Die EU-Kommission hatte Polen am Mittwoch eine Frist von drei Monaten für eine weitere Abmilderung der Reformen beim Verfassungsgericht gesetzt. Trotz der Gespräche seit Jahresanfang seien die Hauptaspekte, die das Prinzip der Rechtsstaatlichkeit gefährdeten, nicht aus der Welt geschafft worden, sagte Kommissions-Vizepräsident Timmermans.

Kaczynski wirft Deutschland ein Vormachtstreben in der EU vor

Die Brüsseler Behörde forderte, dass die drei Richter, die von der Vorgängerregierung im Oktober ernannt wurden, ihre Posten antreten müssten. Zudem sollten Urteile veröffentlicht und umgesetzt werden, um sicherzustellen, dass die Entscheidungen des Gerichts nicht von einem anderen Staatsorgan abhängig seien. Die nationalkonservative Regierung in Warschau bezeichnete die Vorwürfe als voreilig.

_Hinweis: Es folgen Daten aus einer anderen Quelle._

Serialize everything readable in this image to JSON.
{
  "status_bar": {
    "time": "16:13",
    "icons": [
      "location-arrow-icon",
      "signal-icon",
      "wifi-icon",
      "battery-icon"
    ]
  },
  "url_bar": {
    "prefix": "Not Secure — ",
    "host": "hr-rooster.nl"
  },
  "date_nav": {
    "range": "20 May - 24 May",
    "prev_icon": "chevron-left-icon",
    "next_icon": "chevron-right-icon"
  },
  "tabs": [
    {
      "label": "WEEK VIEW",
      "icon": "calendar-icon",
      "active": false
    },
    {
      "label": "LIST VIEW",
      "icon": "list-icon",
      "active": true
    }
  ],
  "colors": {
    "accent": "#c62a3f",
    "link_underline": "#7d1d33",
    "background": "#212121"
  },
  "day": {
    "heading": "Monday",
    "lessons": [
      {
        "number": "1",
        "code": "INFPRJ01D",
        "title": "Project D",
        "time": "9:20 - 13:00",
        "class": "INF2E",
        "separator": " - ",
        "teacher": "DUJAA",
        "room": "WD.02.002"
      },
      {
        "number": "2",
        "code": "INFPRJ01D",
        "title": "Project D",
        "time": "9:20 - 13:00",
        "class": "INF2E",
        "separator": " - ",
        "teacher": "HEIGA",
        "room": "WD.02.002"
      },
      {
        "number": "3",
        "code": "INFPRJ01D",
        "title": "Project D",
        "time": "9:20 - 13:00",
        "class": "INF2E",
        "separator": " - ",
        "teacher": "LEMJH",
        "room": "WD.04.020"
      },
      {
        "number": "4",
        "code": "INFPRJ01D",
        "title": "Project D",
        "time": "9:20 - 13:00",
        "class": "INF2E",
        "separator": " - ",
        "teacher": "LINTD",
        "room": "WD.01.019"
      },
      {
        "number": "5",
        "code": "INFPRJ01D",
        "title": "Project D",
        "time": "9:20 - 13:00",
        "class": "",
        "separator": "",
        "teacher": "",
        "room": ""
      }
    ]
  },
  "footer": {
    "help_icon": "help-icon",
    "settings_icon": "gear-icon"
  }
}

Kaczynski warf Deutschland indirekt ein Vormachtstreben in der EU vor. Er rief Deutschland zu einem fairen und partnerschaftlichen Umgang mit seinen Nachbarn auf. „Wir wollen das Recht auf Entwicklung in einem fairen Markt und dadurch eines Tages auch Deutschland bei Wohlstand und Wirtschaftskraft einholen“, sagte er. Ganz Europa spreche von einer Führungsrolle Deutschlands innerhalb der EU. Doch anders als etwa die USA nach dem Zweiten Weltkrieg sei Deutschland dieser Rolle einer „sanften Dominanz“ nicht gewachsen, die Überlegenheit der Deutschen „reicht nicht heran an die damalige und gegenwärtige Überlegenheit der Amerikaner“. (rtr/dpa)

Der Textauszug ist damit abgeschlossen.